Outcome of acute graft rejection associated with hemodynamic compromise in pediatric heart transplant recipients.

作者信息

Phelps Christina M, Tissot Cecile, Buckvold Shannon, Gralla Jane, Ivy D Dunbar, Pietra Biagio A, Miyamoto Shelley D

机构信息

Children's Hospital of Denver, Aurora, CO, USA.

出版信息

Pediatr Cardiol. 2011 Jan;32(1):1-7. doi: 10.1007/s00246-010-9795-5. Epub 2010 Oct 21.

Abstract

We sought to analyze the outcome of hemodynamically significant acute graft rejection in pediatric heart transplant recipients from a single-center experience. Acute graft rejection remains a major cause of morbidity and mortality for patients who undergo orthotopic heart transplantation and has been associated with the severity of the rejection episode. A retrospective review of all children experiencing a hemodynamically significant rejection episode after orthotopic heart transplantation was performed. Fifty-three patients with 54 grafts had 70 rejection episodes requiring intravenous inotropic support. Forty-one percent of these patients required high-dose inotropic support, with the remaining 59% of patients requiring less inotropic support. Overall graft survival to hospital discharge was 41% for patients in the high-dose group compared to 94% in the low-dose group. Six-month graft survival in patients who required high-dose inotropes remained at 41% compared to 44% in the low-dose group. Hemodynamically significant acute graft rejection in pediatric heart transplant recipients is a devastating problem with poor short- and long-term outcomes. Survival to hospital discharge is dismal in patients who require high-dose inotropic support.
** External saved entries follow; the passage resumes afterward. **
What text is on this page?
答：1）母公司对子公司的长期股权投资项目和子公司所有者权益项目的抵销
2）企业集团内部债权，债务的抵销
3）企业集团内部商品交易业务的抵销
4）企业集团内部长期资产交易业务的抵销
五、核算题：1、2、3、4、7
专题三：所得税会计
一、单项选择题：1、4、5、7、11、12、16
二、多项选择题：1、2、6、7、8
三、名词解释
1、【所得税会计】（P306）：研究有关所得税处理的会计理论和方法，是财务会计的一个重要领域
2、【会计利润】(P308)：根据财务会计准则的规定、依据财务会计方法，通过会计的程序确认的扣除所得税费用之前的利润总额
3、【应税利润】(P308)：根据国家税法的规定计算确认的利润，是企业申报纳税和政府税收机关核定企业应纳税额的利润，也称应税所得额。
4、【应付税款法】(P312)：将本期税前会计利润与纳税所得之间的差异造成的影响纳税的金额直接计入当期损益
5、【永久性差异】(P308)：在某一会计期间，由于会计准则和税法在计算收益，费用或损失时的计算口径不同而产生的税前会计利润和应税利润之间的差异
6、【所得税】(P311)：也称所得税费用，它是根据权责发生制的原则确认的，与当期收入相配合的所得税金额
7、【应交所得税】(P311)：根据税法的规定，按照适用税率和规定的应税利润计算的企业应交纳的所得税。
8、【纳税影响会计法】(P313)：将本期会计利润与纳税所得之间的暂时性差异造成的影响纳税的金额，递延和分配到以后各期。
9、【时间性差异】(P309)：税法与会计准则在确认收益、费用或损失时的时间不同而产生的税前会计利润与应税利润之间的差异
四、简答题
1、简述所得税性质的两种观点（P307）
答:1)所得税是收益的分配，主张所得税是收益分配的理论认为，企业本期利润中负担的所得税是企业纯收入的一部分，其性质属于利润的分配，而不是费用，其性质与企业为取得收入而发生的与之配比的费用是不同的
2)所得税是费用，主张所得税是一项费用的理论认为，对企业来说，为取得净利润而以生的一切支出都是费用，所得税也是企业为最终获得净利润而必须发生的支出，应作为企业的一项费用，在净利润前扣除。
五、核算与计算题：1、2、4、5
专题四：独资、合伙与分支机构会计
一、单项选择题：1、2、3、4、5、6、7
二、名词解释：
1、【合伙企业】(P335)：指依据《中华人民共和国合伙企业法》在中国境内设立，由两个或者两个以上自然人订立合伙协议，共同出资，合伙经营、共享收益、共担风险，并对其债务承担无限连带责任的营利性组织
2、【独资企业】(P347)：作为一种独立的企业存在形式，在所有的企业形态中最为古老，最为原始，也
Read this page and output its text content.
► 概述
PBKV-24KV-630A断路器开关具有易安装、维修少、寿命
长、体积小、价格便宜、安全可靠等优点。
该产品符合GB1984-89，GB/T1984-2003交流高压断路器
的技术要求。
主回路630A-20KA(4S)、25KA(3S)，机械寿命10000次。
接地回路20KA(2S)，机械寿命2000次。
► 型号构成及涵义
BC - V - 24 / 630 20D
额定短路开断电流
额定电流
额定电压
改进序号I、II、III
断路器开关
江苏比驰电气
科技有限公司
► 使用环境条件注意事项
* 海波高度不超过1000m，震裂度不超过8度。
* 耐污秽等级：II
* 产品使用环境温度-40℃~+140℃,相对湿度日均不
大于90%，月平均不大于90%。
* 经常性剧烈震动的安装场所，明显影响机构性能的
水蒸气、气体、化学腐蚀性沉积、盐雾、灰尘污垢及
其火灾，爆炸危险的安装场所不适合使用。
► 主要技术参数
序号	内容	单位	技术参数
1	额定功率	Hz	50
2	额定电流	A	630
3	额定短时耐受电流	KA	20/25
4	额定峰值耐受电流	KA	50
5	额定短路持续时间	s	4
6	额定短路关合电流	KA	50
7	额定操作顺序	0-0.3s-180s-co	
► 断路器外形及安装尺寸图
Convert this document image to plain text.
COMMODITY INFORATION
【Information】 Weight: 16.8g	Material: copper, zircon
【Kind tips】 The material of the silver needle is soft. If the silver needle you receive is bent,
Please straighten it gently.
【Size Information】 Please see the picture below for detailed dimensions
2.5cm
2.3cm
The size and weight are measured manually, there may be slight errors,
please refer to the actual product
In contrast, survival to discharge is quite good in patients who require only low-dose inotropic support; however, six-month graft survival in this group is low secondary to a high incidence of graft failure related to worsening or aggressive transplant coronary artery disease.

摘要

我们试图通过单中心经验分析小儿心脏移植受者血流动力学显著的急性移植物排斥反应的结果。急性移植物排斥反应仍然是原位心脏移植患者发病和死亡的主要原因,并且与排斥反应发作的严重程度相关。我们对所有原位心脏移植后经历血流动力学显著排斥反应发作的儿童进行了回顾性研究。53例患者的54个移植物发生了70次排斥反应发作,需要静脉注射正性肌力药物支持。这些患者中有41% 需要高剂量正性肌力药物支持,其余59% 的患者需要较少的正性肌力药物支持。高剂量组患者至出院时的移植物总体生存率为41%,而低剂量组为94%。需要高剂量正性肌力药物的患者6个月移植物生存率仍为41%,而低剂量组为44%。小儿心脏移植受者血流动力学显著的急性移植物排斥反应是一个严重的问题,短期和长期预后均较差。需要高剂量正性肌力药物支持的患者出院生存率很低。相比之下,仅需要低剂量正性肌力药物支持的患者出院生存率相当高;然而,由于与移植冠状动脉疾病恶化或进展相关的移植物失败发生率较高,该组患者的6个月移植物生存率较低。